The Tennessee Court of Criminal Appeals on Friday, remanded the case of State v. Carlton Horton, back to the trial court to determine if restitution was appropriate for Horton’s crime. Carlton Horton was convicted of domestic aggravated assault as a standard offender for stabbing the victim numerous times during the course of an argument. He was sentenced to serve eleven months and twenty-nine days in prison, eight years of probation, and to pay restitution of $4,048.10 for the victim’s unpaid hospital bills.
The question on appeal was whether the trial court adequately considered Horton’s ability to pay restitution pursuant to The Tennessee Code § 40-35-304(d). The pertinent part states:
“In determining the amount and method of payment or other restitution, the court shall consider the financial resources and future ability of the defendant to pay or perform.”

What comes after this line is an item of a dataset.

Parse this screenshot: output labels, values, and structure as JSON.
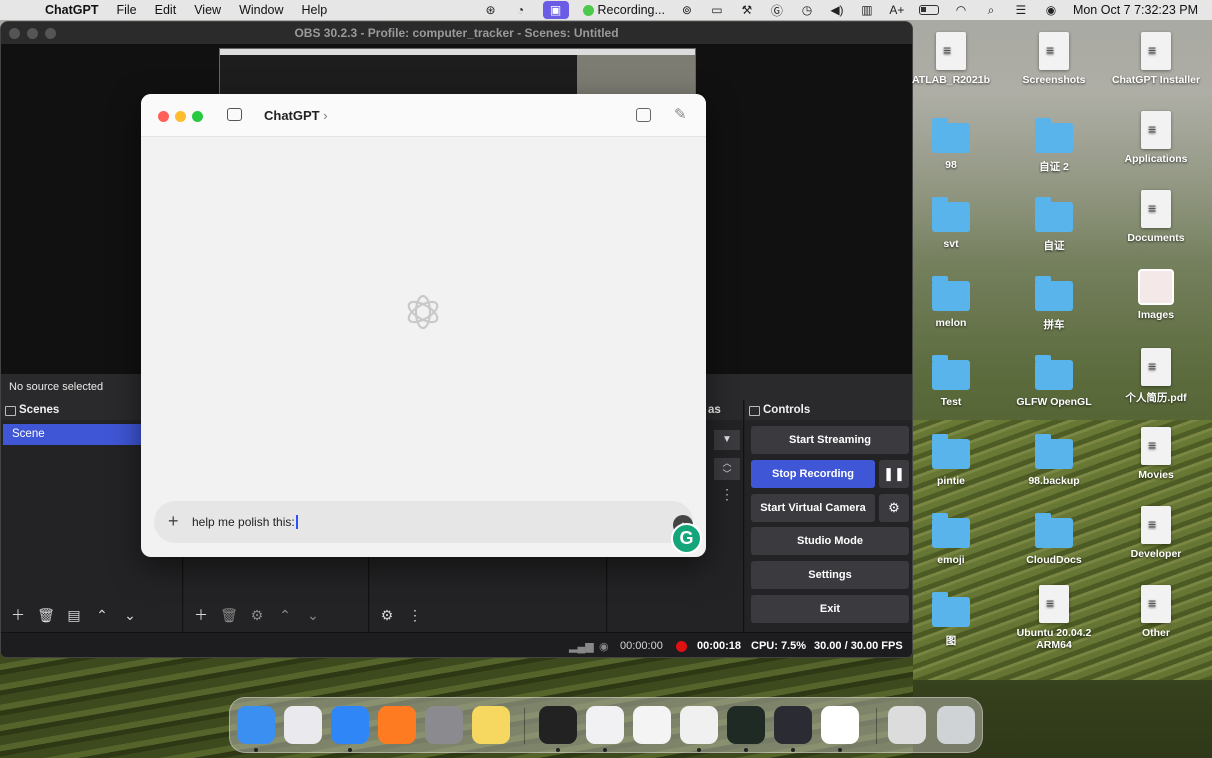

Horton argued, and the Court of Appeals agreed, that the trial court did not adequately consider his financial resources or ability to pay. At trial Horton reported no assets, and testified that he received $200.00 a month in food stamps, that he was unable to work because of illness, and that he owed a debt of $1,100.00 to a loan company. Horton also testified, interestingly, that he was able to maintain a $100-a-day cocaine habit. Horton’s testimony is obviously conflicting because while he states he has no income or assets, he manages to support an expensive cocaine addiction. The Court of Criminal Appeals decided that not enough attention was paid to the evidence of Horton’s financial abilities, and remanded the issue back to the trial court for further consideration. Mitch Carter was the Chattanooga attorney who successfully argued this case at the CCA.